In sum, although motor deficits are not listed as part of the DSM-V diagnostic criteria for ASD, individuals with these disorders tend to exhibit motor skill deficiencies as well as differences in motor development. Infants with ASD may exhibit hypotonia (although this finding is not as robust as it is in infants with DS). In addition, delays may exist in the acquisition of motor milestones and fundamental motor skills. Differences in skills such as gait and manual dexterity persist into childhood.
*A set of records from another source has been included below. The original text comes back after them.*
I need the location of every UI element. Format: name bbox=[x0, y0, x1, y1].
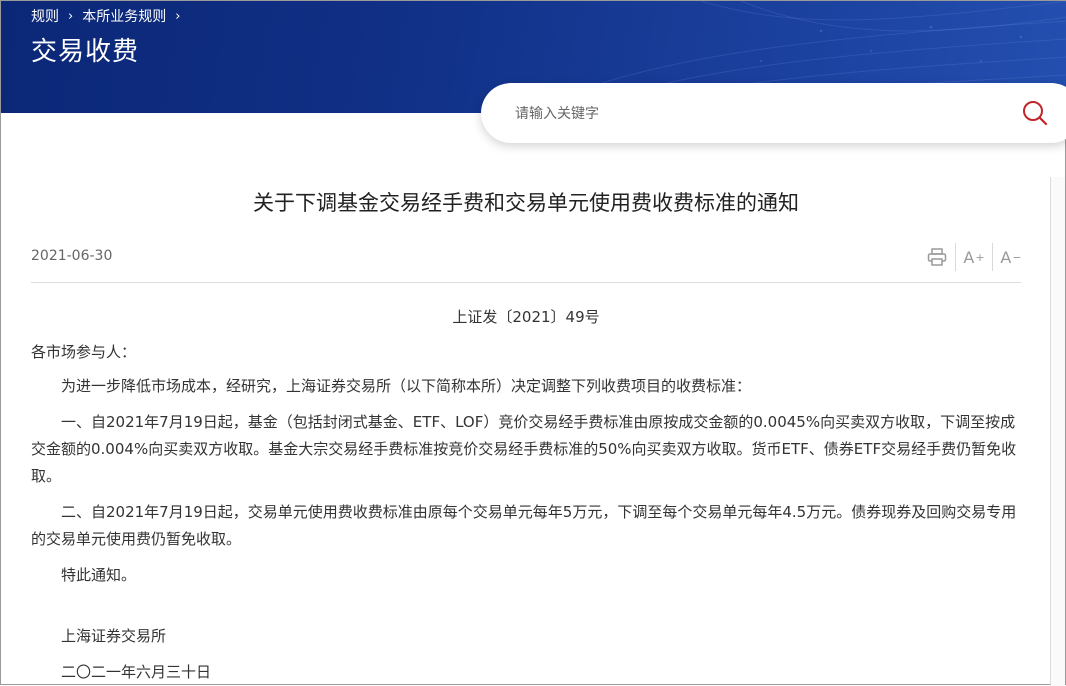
breadcrumb-item-exchange-rules[interactable]: 本所业务规则 bbox=[82, 6, 166, 26]
divider bbox=[31, 282, 1021, 283]
breadcrumb-item-rules[interactable]: 规则 bbox=[31, 6, 59, 26]
paragraph-closing: 特此通知。 bbox=[61, 566, 137, 584]
document-number: 上证发〔2021〕49号 bbox=[452, 308, 600, 326]
paragraph-item-1: 一、自2021年7月19日起，基金（包括封闭式基金、ETF、LOF）竞价交易经手… bbox=[31, 413, 1017, 485]
scrollbar[interactable] bbox=[1050, 177, 1065, 686]
minus-icon: − bbox=[1012, 250, 1022, 264]
font-decrease-button[interactable]: A − bbox=[992, 243, 1029, 271]
breadcrumb: 规则 › 本所业务规则 › bbox=[31, 6, 189, 26]
plus-icon: + bbox=[975, 250, 985, 264]
paragraph-intro: 为进一步降低市场成本，经研究，上海证券交易所（以下简称本所）决定调整下列收费项目… bbox=[61, 377, 752, 395]
font-increase-label: A bbox=[963, 247, 975, 267]
breadcrumb-separator-icon: › bbox=[175, 8, 181, 24]
breadcrumb-separator-icon: › bbox=[68, 8, 74, 24]
publish-date: 2021-06-30 bbox=[31, 248, 113, 264]
paragraph-item-2: 二、自2021年7月19日起，交易单元使用费收费标准由原每个交易单元每年5万元，… bbox=[31, 503, 1017, 548]
search-box bbox=[481, 83, 1066, 143]
article-body: 上证发〔2021〕49号 各市场参与人： 为进一步降低市场成本，经研究，上海证券… bbox=[31, 304, 1021, 686]
page-title: 交易收费 bbox=[31, 37, 140, 67]
search-icon[interactable] bbox=[1021, 99, 1049, 127]
font-decrease-label: A bbox=[1000, 247, 1012, 267]
font-increase-button[interactable]: A + bbox=[955, 243, 992, 271]
article-tools: A + A − bbox=[919, 243, 1029, 271]
sign-date: 二〇二一年六月三十日 bbox=[61, 663, 212, 681]
article-title: 关于下调基金交易经手费和交易单元使用费收费标准的通知 bbox=[253, 191, 799, 215]
printer-icon bbox=[927, 248, 947, 266]
signature: 上海证券交易所 bbox=[61, 627, 167, 645]
print-button[interactable] bbox=[919, 243, 955, 271]
search-input[interactable] bbox=[513, 101, 997, 127]
salutation: 各市场参与人： bbox=[31, 343, 137, 361]
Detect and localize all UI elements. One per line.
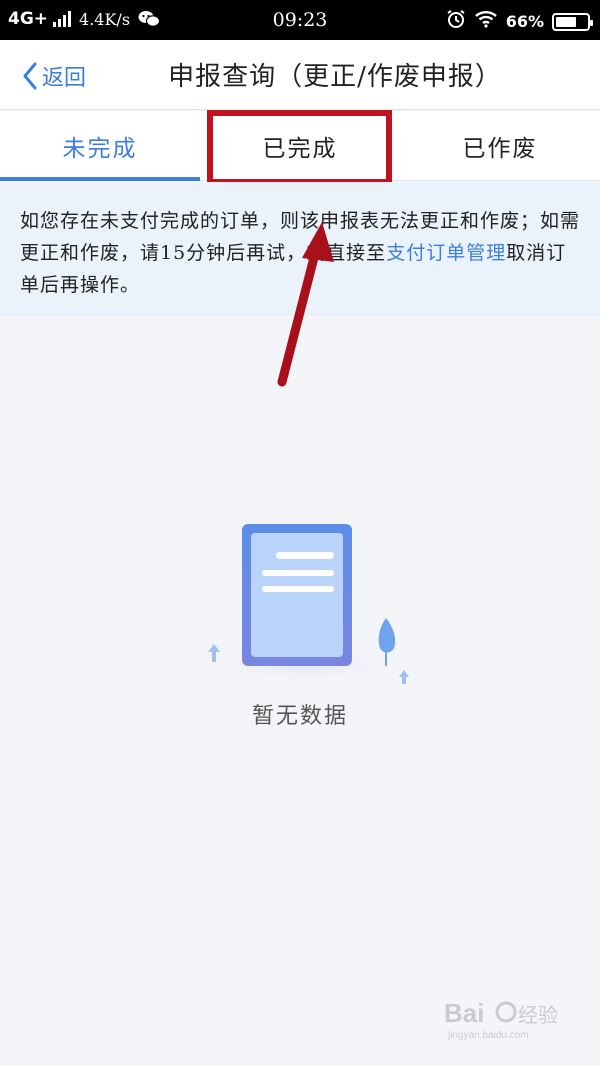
payment-order-link[interactable]: 支付订单管理 bbox=[386, 242, 506, 264]
baidu-watermark-logo: Bai 经验 jingyan.baidu.com bbox=[444, 998, 558, 1041]
svg-text:Bai: Bai bbox=[444, 998, 484, 1028]
network-type: 4G+ bbox=[8, 9, 49, 29]
back-label: 返回 bbox=[42, 66, 87, 91]
empty-state: 暂无数据 bbox=[0, 316, 600, 1066]
tab-finished[interactable]: 已完成 bbox=[200, 111, 400, 180]
wifi-icon bbox=[474, 10, 498, 33]
back-button[interactable]: 返回 bbox=[22, 60, 86, 92]
nav-header: 返回 申报查询（更正/作废申报） bbox=[0, 40, 600, 110]
tab-bar: 未完成 已完成 已作废 bbox=[0, 111, 600, 181]
signal-icon bbox=[53, 11, 72, 27]
tab-unfinished[interactable]: 未完成 bbox=[0, 111, 200, 181]
svg-text:jingyan.baidu.com: jingyan.baidu.com bbox=[447, 1030, 529, 1041]
battery-percent: 66% bbox=[505, 12, 544, 31]
svg-text:经验: 经验 bbox=[518, 1004, 558, 1027]
empty-document-icon bbox=[206, 524, 409, 684]
battery-icon bbox=[552, 12, 593, 31]
status-bar: 4G+ 4.4K/s 09:23 66% bbox=[0, 0, 600, 40]
tab-voided[interactable]: 已作废 bbox=[400, 111, 600, 180]
notice-banner: 如您存在未支付完成的订单，则该申报表无法更正和作废；如需更正和作废，请15分钟后… bbox=[0, 182, 600, 316]
page-title: 申报查询（更正/作废申报） bbox=[168, 62, 502, 92]
wechat-icon bbox=[138, 10, 161, 28]
chevron-left-icon bbox=[23, 62, 37, 90]
network-speed: 4.4K/s bbox=[79, 9, 131, 29]
alarm-icon bbox=[446, 9, 466, 34]
empty-state-text: 暂无数据 bbox=[251, 704, 348, 729]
Developmental Coordination Disorder
Another disorder with an unknown etiology that has garnered considerable empirical attention as of late is DCD (Wilson & Larkin, 2008). DCD, also known as developmental dyspraxia, is characterized by extreme lack of motor coordination and by other movement deficits in the absence of neurological defects. DCD has been calculated to affect as much as 6% of the elementary school population (American Psychiatric Association, 1994; Barnhart, Davenport, Epps, & Nordquist, 2003; Barnett, Kooistra, & Henderson, 1998). Although the disorder was described as early as 1937, it took until 1994 for a group of 43 experts in various movement disorder fields to come to a consensus on a name and description for DCD in order to facilitate both research and diagnosis (see the sidebar for the DSM-V description of DCD). Individuals characterized as having DCD fall into the 0 to 10th percentile of performance on the Movement Assessment Battery for Children (M-ABC), a standardized motor skills test used to assess motor proficiency in children with disabilities (Geuze, Jongmans, Schoemaker, & Smits-Engelsman, 2001; Henderson & Sugden, 1992; Miyahara & Möbs, 1995). Because DCD is categorized as a learning disability, it also may influence a child’s ability to perform academically. Motor difficulties can range from gross to fine motor to balance skills and can include motor planning deficits and visual or spatial difficulties (Cermak & Larkin, 2002; de Castelnau, Albaret, Chaix, & Zanone, 2007; Kaplan, Wilson, Dewey, & Crawford, 1998; Przysucha & Taylor, 2004; Whitall et al., 2006). Table 9.6 provides examples of functional motor issues that children with DCD may have.